Re: [PATCH v2 1/5] bitops: Introduce find_next_andnot_bit()

From: Yury Norov
Date: Fri Aug 19 2022 - 08:44:27 EST


On Fri, Aug 19, 2022 at 11:34:01AM +0100, Valentin Schneider wrote:
> On 18/08/22 22:04, Andy Shevchenko wrote:
> > On Thu, Aug 18, 2022 at 8:18 PM Steven Rostedt <rostedt@xxxxxxxxxxx> wrote:
> >> On Thu, 18 Aug 2022 17:26:43 +0100
> >> Valentin Schneider <vschneid@xxxxxxxxxx> wrote:
> >>
> >> > How about:
> >>
> >> >
> >> > find the next set bit in (*addr1 & ~*addr2)
> >>
> >> I understand the above better. But to convert that into English, we could
> >> say:
> >>
> >>
> >> Find the next bit in *addr1 excluding all the bits in *addr2.
> >>
> >> or
> >>
> >> Find the next bit in *addr1 that is not set in *addr2.
> >
> > With this explanation I'm wondering how different this is to
> > bitmap_bitremap(), with adjusting to using an inverted mask. If they
> > have something in common, perhaps make them in the same namespace with
> > similar naming convention?
> >
>
> I'm trying to wrap my head around the whole remap thing, IIUC we could have
> something like remap *addr1 to ~*addr2 and stop rather than continue with a
> wraparound, but that really feels like shoehorning.
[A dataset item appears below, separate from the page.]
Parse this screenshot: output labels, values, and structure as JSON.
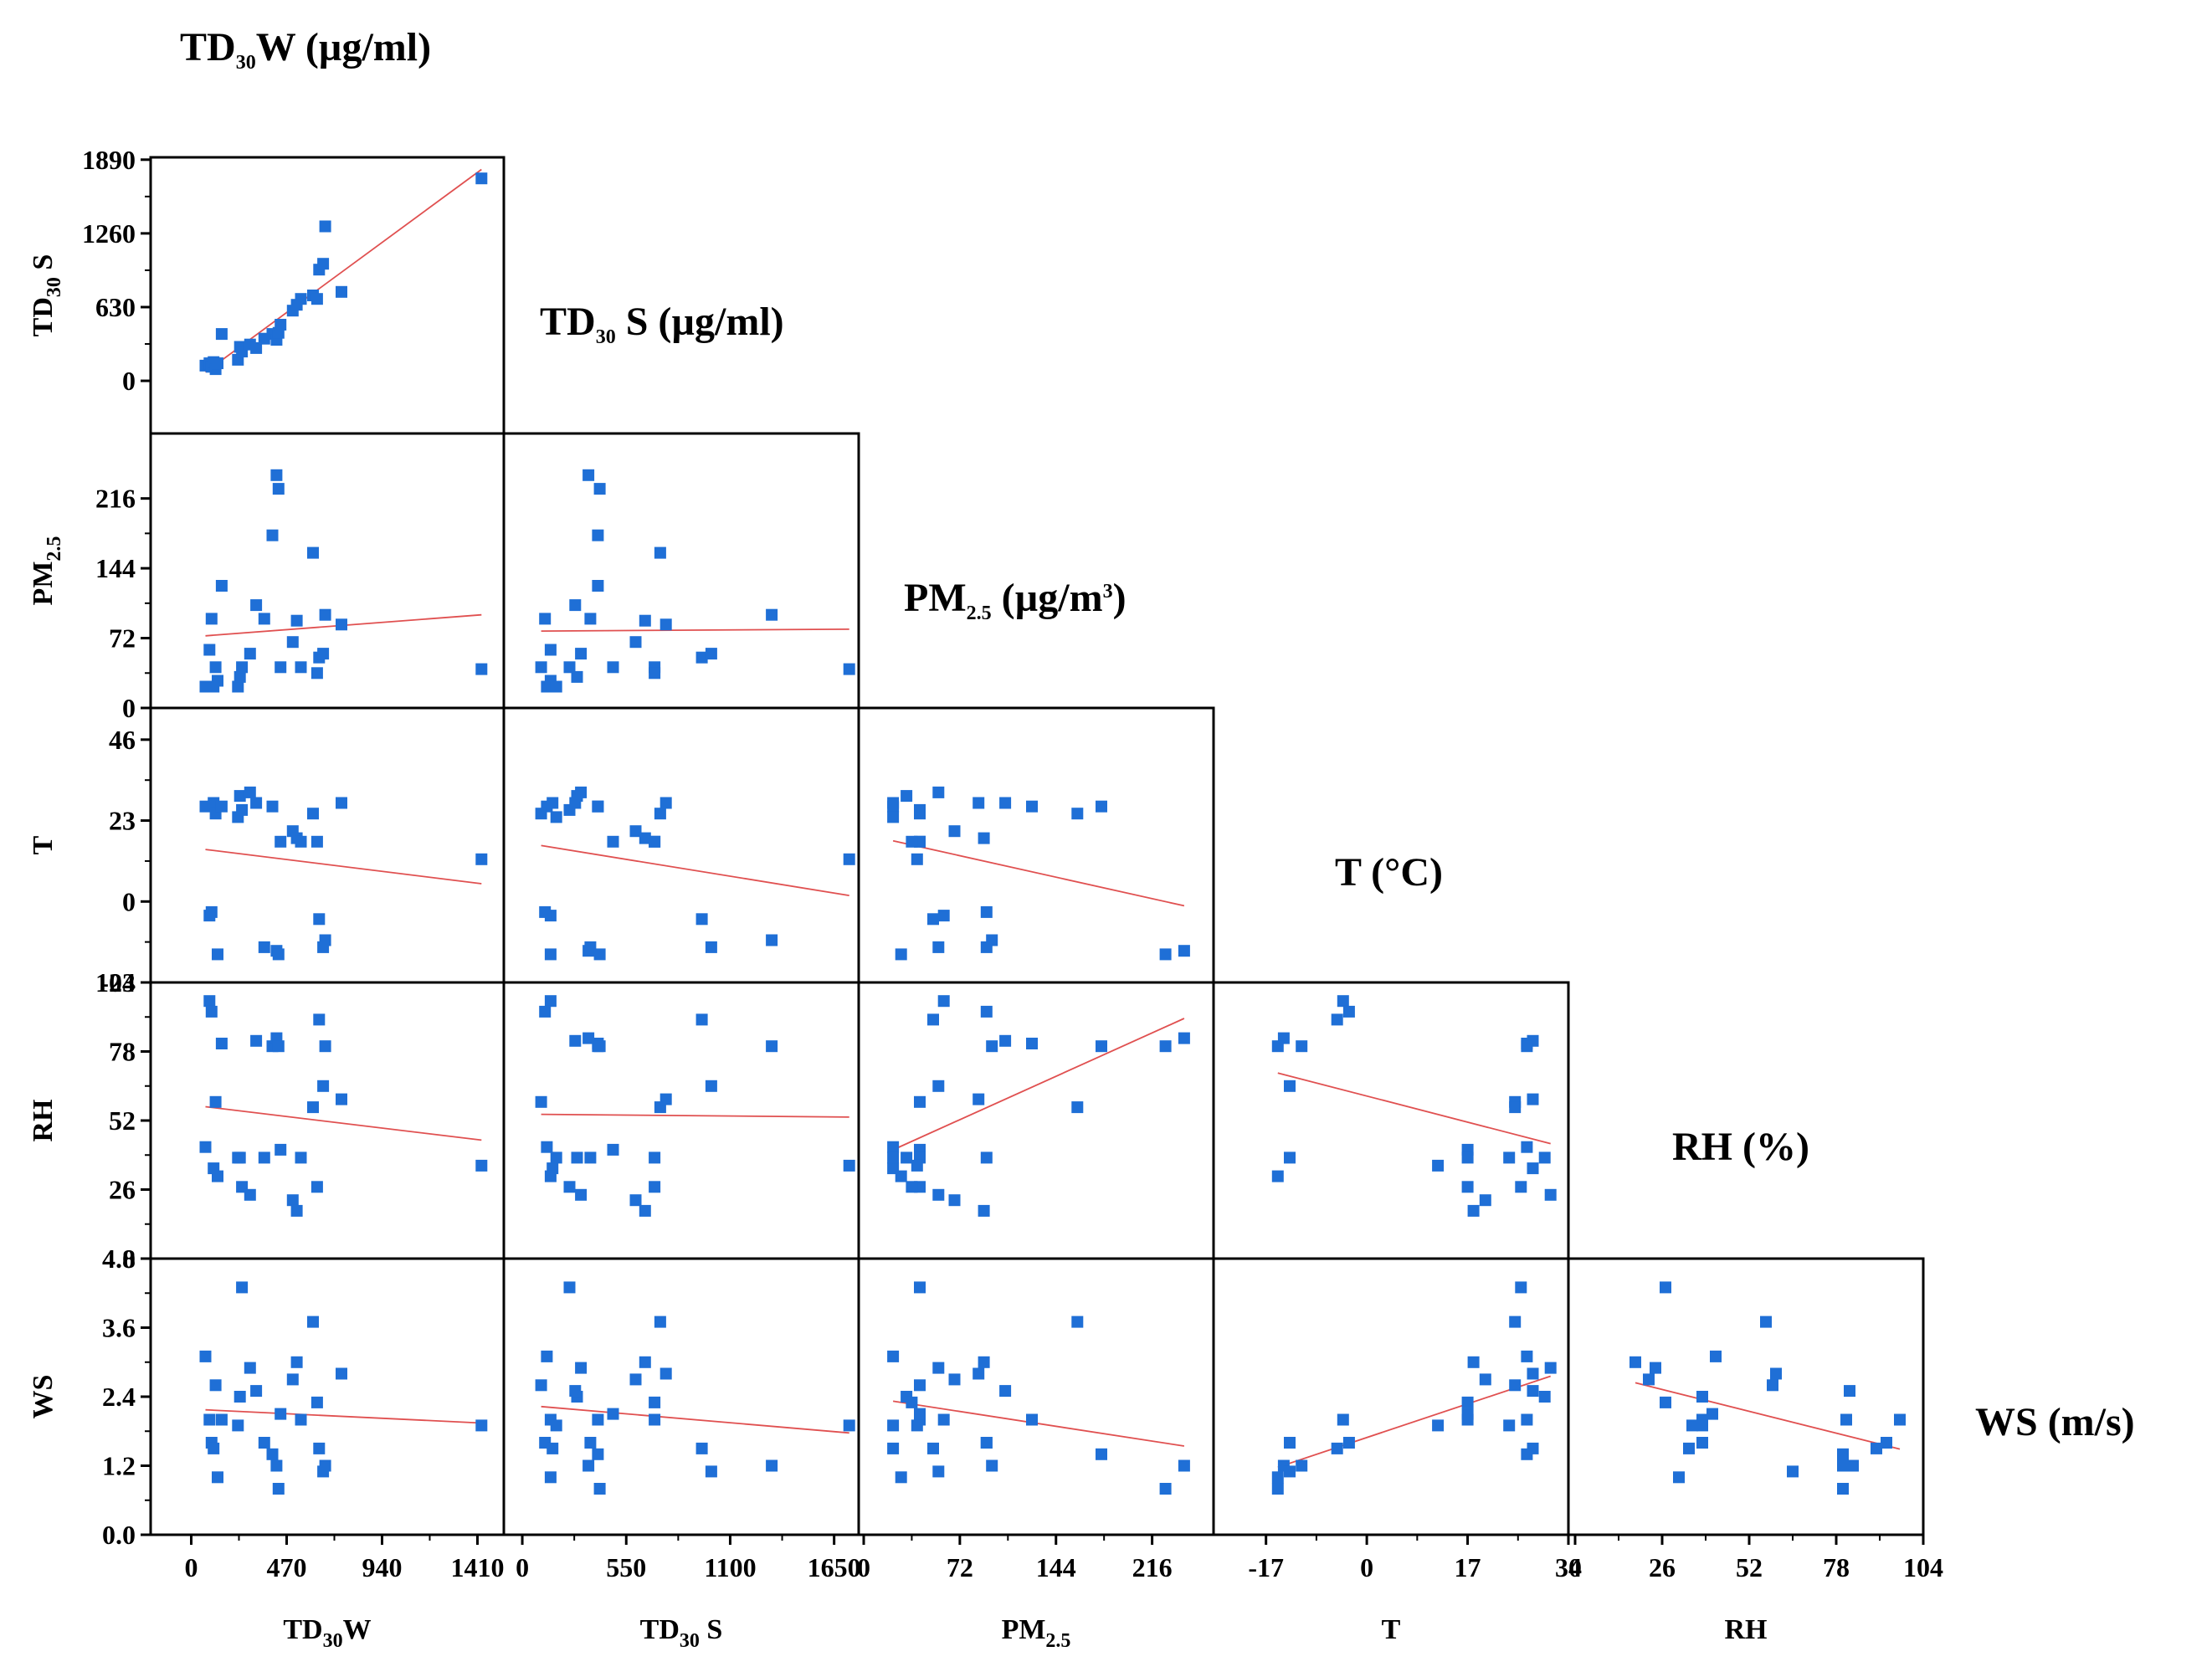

Old and new maps create a simple forward-looking mapping, like this:
#0 #4
old: 0111 0 ...
| \\\|
New: 00 111 ...

So if you pass #0, it's wired to 0; but #1 will skip 1 bit and would be
wired to 2; and so on. There is some puzzling when wraparound comes in
play, but the general idea is like that.

I think there's nothing common with bitmap_and{,_not}.